Было тихо. Я шел по узкой тропинке мимо пастбища. Я забыл о войне. Светило солнце, было так хорошо, что я даже начал насвистывать. Внезапно они возникли передо мной. Я остановился и смотрел на них. А они — на меня. Никто не выхватил оружие. Я забыл про пистолет. Вспомнил, как они морщили носы, когда мать принесла свою скудную корзинку в церковь, чтобы ее освятил священник. Я показал им язык и прыгнул в кусты.
«Ну, давайте! Поймайте меня!»
Мне было так весело, когда прыгал от куста к кусту.
«Вот же я! Ну, давайте!»
Они бросились за мной. Разбились на две группы.
«Ну, давайте! Слабаки, предатели!»
Я слушал их проклятия и от души забавлялся. Смотрел, как они целятся в кусты ежевики, но потом как-то надоело.
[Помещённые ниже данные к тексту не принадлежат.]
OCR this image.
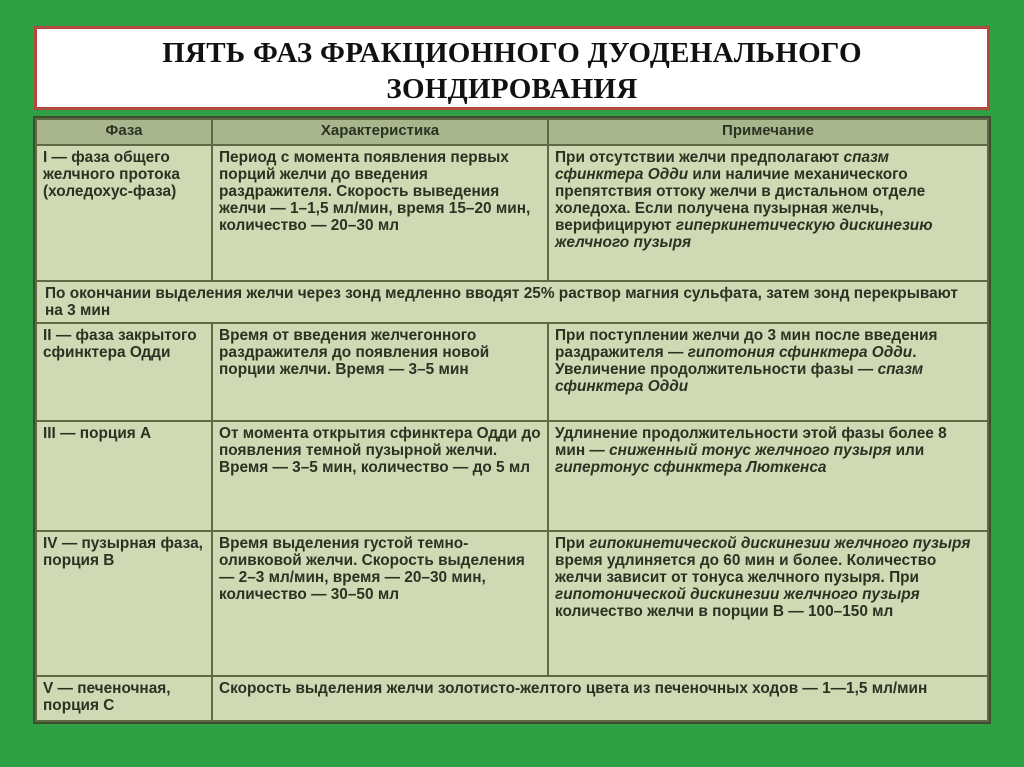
ПЯТЬ ФАЗ ФРАКЦИОННОГО ДУОДЕНАЛЬНОГО ЗОНДИРОВАНИЯ
Фаза	Характеристика	Примечание
I — фаза общего желчного протока (холедохус-фаза)	Период с момента появления первых порций желчи до введения раздражителя. Скорость выведения желчи — 1–1,5 мл/мин, время 15–20 мин, количество — 20–30 мл	При отсутствии желчи предполагают спазм сфинктера Одди или наличие механического препятствия оттоку желчи в дистальном отделе холедоха. Если получена пузырная желчь, верифицируют гиперкинетическую дискинезию желчного пузыря
По окончании выделения желчи через зонд медленно вводят 25% раствор магния сульфата, затем зонд перекрывают на 3 мин		
II — фаза закрытого сфинктера Одди	Время от введения желчегонного раздражителя до появления новой порции желчи. Время — 3–5 мин	При поступлении желчи до 3 мин после введения раздражителя — гипотония сфинктера Одди. Увеличение продолжительности фазы — спазм сфинктера Одди
III — порция А	От момента открытия сфинктера Одди до появления темной пузырной желчи. Время — 3–5 мин, количество — до 5 мл	Удлинение продолжительности этой фазы более 8 мин — сниженный тонус желчного пузыря или гипертонус сфинктера Люткенса
IV — пузырная фаза, порция В	Время выделения густой темно-оливковой желчи. Скорость выделения — 2–3 мл/мин, время — 20–30 мин, количество — 30–50 мл	При гипокинетической дискинезии желчного пузыря время удлиняется до 60 мин и более. Количество желчи зависит от тонуса желчного пузыря. При гипотонической дискинезии желчного пузыря количество желчи в порции В — 100–150 мл
V — печеночная, порция С	Скорость выделения желчи золотисто-желтого цвета из печеночных ходов — 1—1,5 мл/мин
Я вернулся на тропинку и потихоньку пошел вперед, словно ничего не случилось. Они меня еще ищут?
Встретил своих, им непонятно, с чего это я так веселюсь. Но, и правда, ко мне вернулась вся горечь тех унижений. И пасхальная корзинка матери. Вот. Чувство собственной беспомощности. Пугающее желание отомстить.
Возможно. Возможно. Правда, возможно.
Бросила бы все, ей-богу. Никогда мне еще не было так обидно. Куда моему отцу до их талантов. Наверное, и правда, уйду. Забыть? Не могу. Не хочу. И как такое забудешь!
Он написал: «Кровавые комиссары».
Анчка в ярости. Мара ушла в лес, чтобы никого не видеть. Кати, слава богу, нет, ее отправили на освобожденную территорию работать в партизанской школе. Этой зимой во время долгого перехода она отморозила пальцы на правой ноге, их пришлось ампутировать. С тех нор ей туго приходится. Не только в душе. Она действительно с трудом ходит, а пальцы, которых больше нет, все еще чувствует. Сколько раз по ночам я слышала, как она плачет. Потихоньку. Катя, держись!